Tiens, tiens… « Part en scooter avec individu dix-sept/dix-huit ans. Cheveux noirs. Pas du lycée. »
Espérandieu hésitait à prendre une photo. Trop près. Il risquait de se faire repérer. Vu d’ici, le garçon avait une belle petite gueule et des cheveux dressés en l’air avec du gel extra-fort. Il remit son casque et en tendit un deuxième à Margot. Était-ce lui le petit salaud qui la frappait et lui brisait le cœur ? Le scooter démarra. Espérandieu déboîta pour se lancer à sa poursuite. Le garçon conduisait vite — et dangereusement.
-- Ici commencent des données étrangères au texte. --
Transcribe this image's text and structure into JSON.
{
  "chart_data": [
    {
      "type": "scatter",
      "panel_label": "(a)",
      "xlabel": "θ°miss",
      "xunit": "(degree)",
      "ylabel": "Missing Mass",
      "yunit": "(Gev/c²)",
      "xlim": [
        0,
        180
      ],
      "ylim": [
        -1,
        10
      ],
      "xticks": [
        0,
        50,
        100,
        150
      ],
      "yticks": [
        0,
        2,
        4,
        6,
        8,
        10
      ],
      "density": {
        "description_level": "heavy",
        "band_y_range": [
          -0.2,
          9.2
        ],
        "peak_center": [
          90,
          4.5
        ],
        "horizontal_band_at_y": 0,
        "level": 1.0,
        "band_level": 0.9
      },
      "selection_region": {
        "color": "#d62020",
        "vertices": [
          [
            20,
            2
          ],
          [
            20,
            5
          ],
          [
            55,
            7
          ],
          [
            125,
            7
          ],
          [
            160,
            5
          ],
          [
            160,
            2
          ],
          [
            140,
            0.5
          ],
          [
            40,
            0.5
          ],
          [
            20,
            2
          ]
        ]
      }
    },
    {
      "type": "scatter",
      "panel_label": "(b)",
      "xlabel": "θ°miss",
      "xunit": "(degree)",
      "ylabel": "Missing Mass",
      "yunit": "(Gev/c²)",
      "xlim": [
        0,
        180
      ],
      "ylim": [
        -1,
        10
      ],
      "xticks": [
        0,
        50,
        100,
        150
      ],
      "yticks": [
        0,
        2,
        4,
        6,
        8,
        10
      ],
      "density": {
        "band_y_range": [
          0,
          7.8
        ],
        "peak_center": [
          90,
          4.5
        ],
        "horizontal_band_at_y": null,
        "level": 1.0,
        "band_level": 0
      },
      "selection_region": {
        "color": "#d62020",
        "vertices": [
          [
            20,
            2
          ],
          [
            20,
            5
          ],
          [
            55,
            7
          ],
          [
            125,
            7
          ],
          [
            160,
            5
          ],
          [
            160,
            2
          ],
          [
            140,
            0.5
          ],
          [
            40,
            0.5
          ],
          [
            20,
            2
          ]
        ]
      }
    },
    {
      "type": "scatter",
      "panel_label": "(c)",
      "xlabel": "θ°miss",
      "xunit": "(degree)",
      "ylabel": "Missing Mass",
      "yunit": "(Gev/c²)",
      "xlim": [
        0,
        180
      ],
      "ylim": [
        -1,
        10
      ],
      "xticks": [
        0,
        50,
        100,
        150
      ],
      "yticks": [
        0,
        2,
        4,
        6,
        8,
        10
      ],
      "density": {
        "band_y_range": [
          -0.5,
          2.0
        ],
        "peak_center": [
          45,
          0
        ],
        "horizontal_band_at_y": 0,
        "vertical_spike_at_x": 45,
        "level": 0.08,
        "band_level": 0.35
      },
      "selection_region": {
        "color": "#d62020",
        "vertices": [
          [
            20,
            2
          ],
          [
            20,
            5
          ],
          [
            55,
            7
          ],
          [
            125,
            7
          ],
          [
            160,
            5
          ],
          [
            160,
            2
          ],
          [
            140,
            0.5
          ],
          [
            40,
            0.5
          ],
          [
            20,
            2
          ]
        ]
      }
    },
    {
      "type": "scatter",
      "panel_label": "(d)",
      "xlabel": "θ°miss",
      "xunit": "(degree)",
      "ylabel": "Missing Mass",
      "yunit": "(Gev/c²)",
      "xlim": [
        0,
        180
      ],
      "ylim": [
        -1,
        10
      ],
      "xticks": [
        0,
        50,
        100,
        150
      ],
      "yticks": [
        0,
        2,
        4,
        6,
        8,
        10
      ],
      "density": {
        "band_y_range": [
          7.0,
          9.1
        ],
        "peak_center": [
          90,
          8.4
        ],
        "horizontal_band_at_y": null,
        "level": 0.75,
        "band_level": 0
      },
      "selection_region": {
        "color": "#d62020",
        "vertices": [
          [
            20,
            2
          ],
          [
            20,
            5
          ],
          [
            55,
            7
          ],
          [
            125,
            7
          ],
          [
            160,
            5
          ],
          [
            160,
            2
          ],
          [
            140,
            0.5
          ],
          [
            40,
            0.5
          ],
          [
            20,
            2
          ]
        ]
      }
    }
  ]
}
Il slalomait entre les voitures, faisait décrire à sa bécane des zigzags intempestifs tout en tournant la tête et en gueulant pour se faire entendre de sa passagère. Un jour ou l’autre, la réalité va se rappeler méchamment à toi, amigo…
À deux reprises, Espérandieu crut l’avoir perdu, mais il le rattrapa un peu plus loin. Il se refusait à utiliser le gyrophare ; d’abord pour ne pas se faire repérer, ensuite parce que cette mission n’avait absolument rien d’officiel et qu’il ne se considérait pas comme en service.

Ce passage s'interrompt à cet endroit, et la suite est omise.